Trying to create a regular expression [ORACLE]

Question

Good,

I need help to create a regular expression to just take the name and extension of file of the following directories.

/home/user/work/file1.dbf
/opt/user/file2.dfb

I am trying to create an expression in Oracle12C to only output " file1.dbf " and " file2.dbf ".

I am currently trying to do the regular expression on the next page and reading the following documentation .

Thanks in advance and I hope I have explained correctly.

Answer 1

You don't need a regular expression to do this. A combination of substr and instr would be sufficient.

instr(colname,'/',-1) gets the last occurrence of / in the string. And the substring after that position would be the filename as per the data shown.

The filter instr(colname,'/') > 0 restricts the rows which don't have a / in them.

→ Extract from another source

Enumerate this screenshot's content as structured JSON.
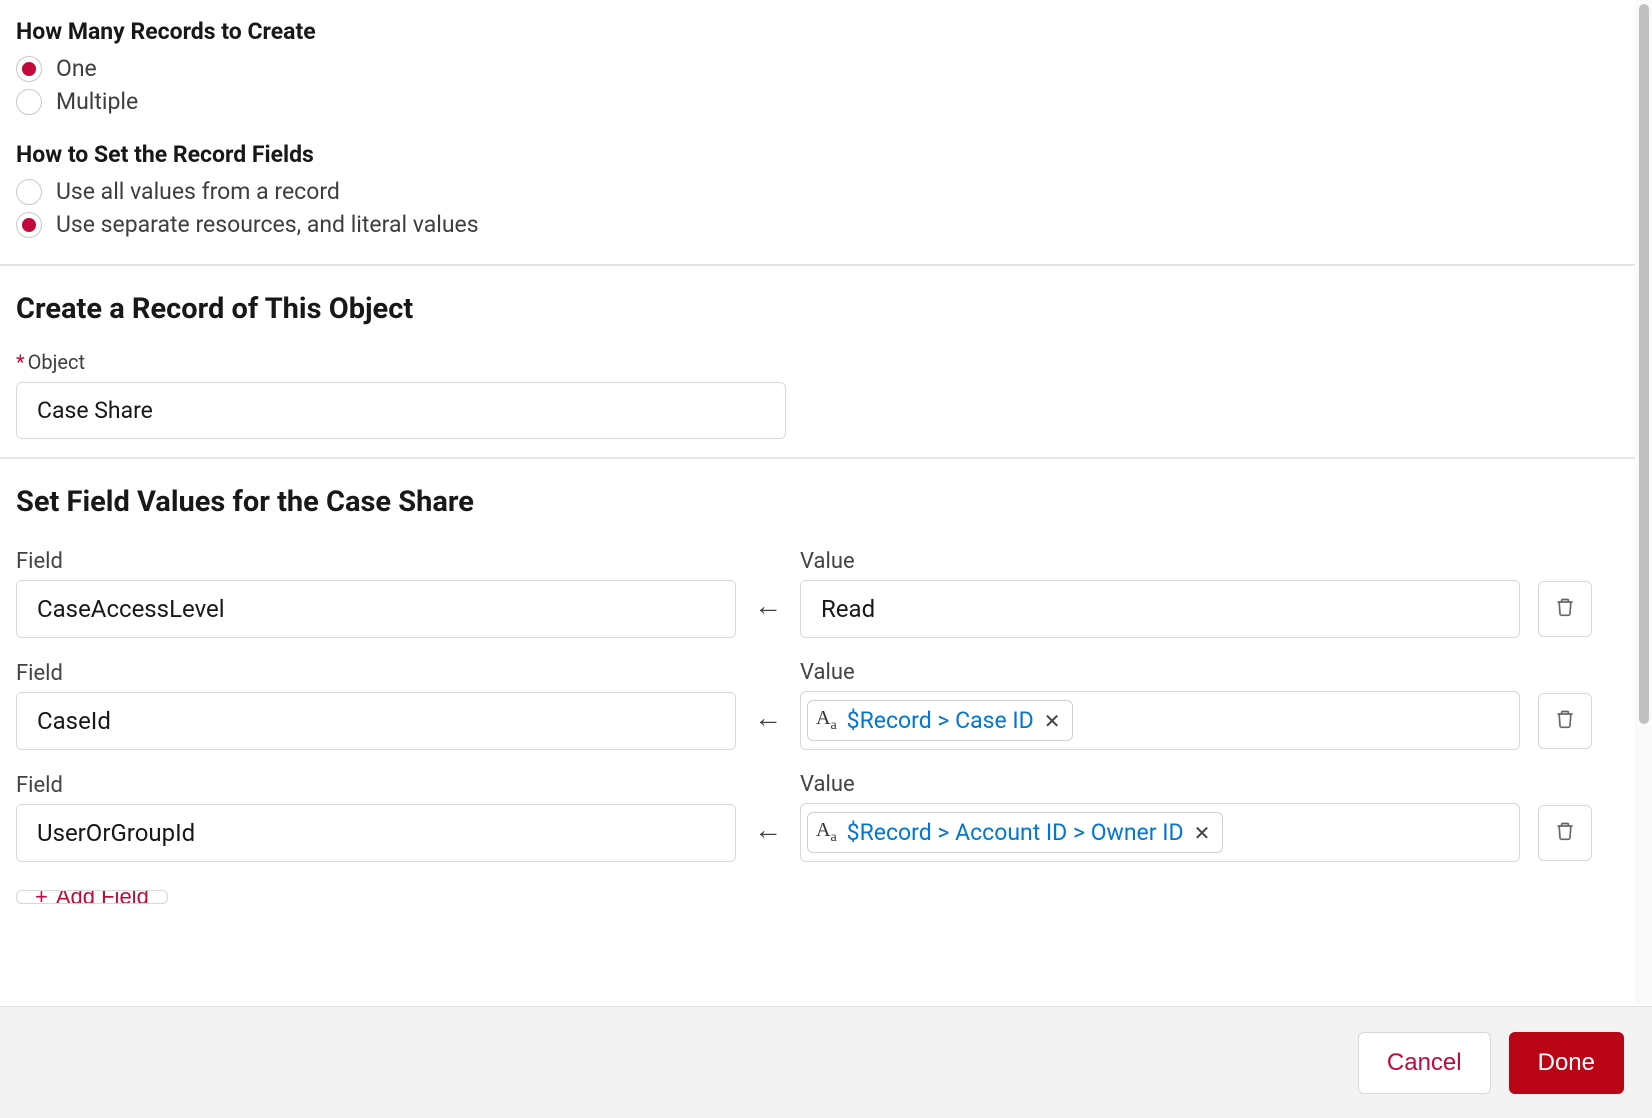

select substr(colname,instr(colname,'/',-1)+1) as filename
from tablename
where instr(colname,'/') > 0

A regular expression for the same would be

select regexp_substr(colname,'(.*/|^)(.+)$',1,1,null,2) as filename
from tablename

• (.*/|^) - All the characters upto the last / occurence in the string or the start of the string if there are no / characters.

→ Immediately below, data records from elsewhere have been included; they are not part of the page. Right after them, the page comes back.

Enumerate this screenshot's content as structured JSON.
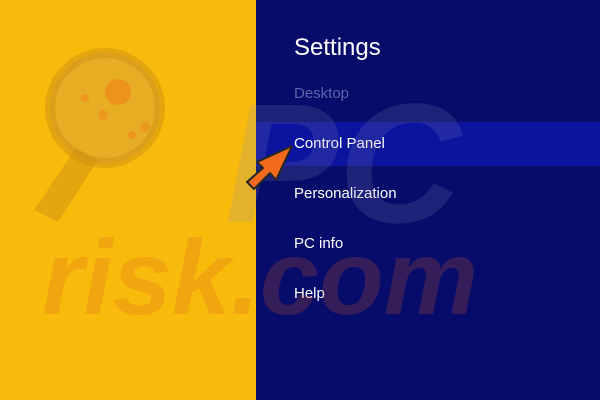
{
  "settings_charm": {
    "title": "Settings",
    "items": [
      {
        "label": "Desktop",
        "state": "disabled"
      },
      {
        "label": "Control Panel",
        "state": "selected"
      },
      {
        "label": "Personalization",
        "state": "normal"
      },
      {
        "label": "PC info",
        "state": "normal"
      },
      {
        "label": "Help",
        "state": "normal"
      }
    ]
  },
  "watermark": {
    "logo_text": "PC",
    "site_text": "risk.com"
  },
  "colors": {
    "left_background": "#f9bb0b",
    "charm_background": "#070c6b",
    "selected_item": "#0b149e",
    "disabled_text": "#5f63a8",
    "pointer_arrow": "#f26a1c"
  },
  "annotation": {
    "icon": "orange-pointer-arrow-icon"
  }
}
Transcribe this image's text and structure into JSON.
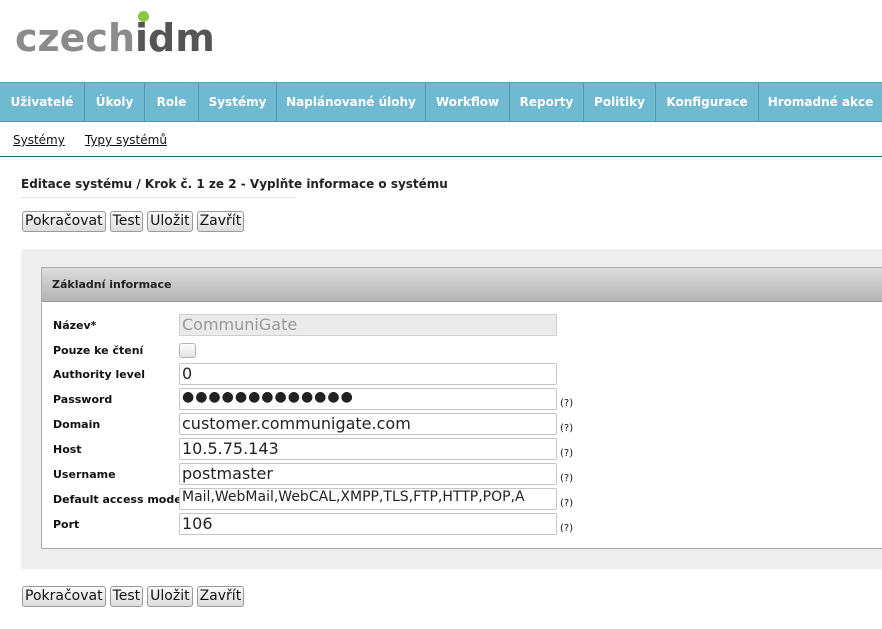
{
  "logo": {
    "part1": "czech",
    "part2": "idm"
  },
  "main_nav": {
    "items": [
      {
        "label": "Uživatelé"
      },
      {
        "label": "Úkoly"
      },
      {
        "label": "Role"
      },
      {
        "label": "Systémy"
      },
      {
        "label": "Naplánované úlohy"
      },
      {
        "label": "Workflow"
      },
      {
        "label": "Reporty"
      },
      {
        "label": "Politiky"
      },
      {
        "label": "Konfigurace"
      },
      {
        "label": "Hromadné akce"
      }
    ]
  },
  "sub_nav": {
    "items": [
      {
        "label": "Systémy"
      },
      {
        "label": "Typy systémů"
      }
    ]
  },
  "page": {
    "title": "Editace systému / Krok č. 1 ze 2 - Vyplňte informace o systému"
  },
  "buttons": {
    "continue": "Pokračovat",
    "test": "Test",
    "save": "Uložit",
    "close": "Zavřít"
  },
  "form": {
    "section_title": "Základní informace",
    "help_marker": "(?)",
    "name": {
      "label": "Název*",
      "value": "CommuniGate"
    },
    "read_only": {
      "label": "Pouze ke čtení",
      "checked": false
    },
    "authority_level": {
      "label": "Authority level",
      "value": "0"
    },
    "password": {
      "label": "Password",
      "value": "●●●●●●●●●●●●●"
    },
    "domain": {
      "label": "Domain",
      "value": "customer.communigate.com"
    },
    "host": {
      "label": "Host",
      "value": "10.5.75.143"
    },
    "username": {
      "label": "Username",
      "value": "postmaster"
    },
    "default_access_modes": {
      "label": "Default access modes",
      "value": "Mail,WebMail,WebCAL,XMPP,TLS,FTP,HTTP,POP,A"
    },
    "port": {
      "label": "Port",
      "value": "106"
    }
  },
  "colors": {
    "nav_bg": "#6fb9d1",
    "logo_dot": "#8dc63f"
  }
}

• (.+)$ - All the characters after the last / if it exists in the string or the full string if / doesn't exist.

They are extracted as 2 groups and we are interested in the 2nd group. Hence the argument 2 at the end of regexp_substr .

Read about the arguments to REGEXP_SUBSTR here .

Answer 2

An alternative regex approach would be to strip everything up to the last / :

with demo as
     ( select '/home/user/work/file1.dbf' as path from dual union all
       select '/opt/user/file2.dfb' from dual )
select path
     , regexp_replace(path,'^..*/') as filename
from   demo;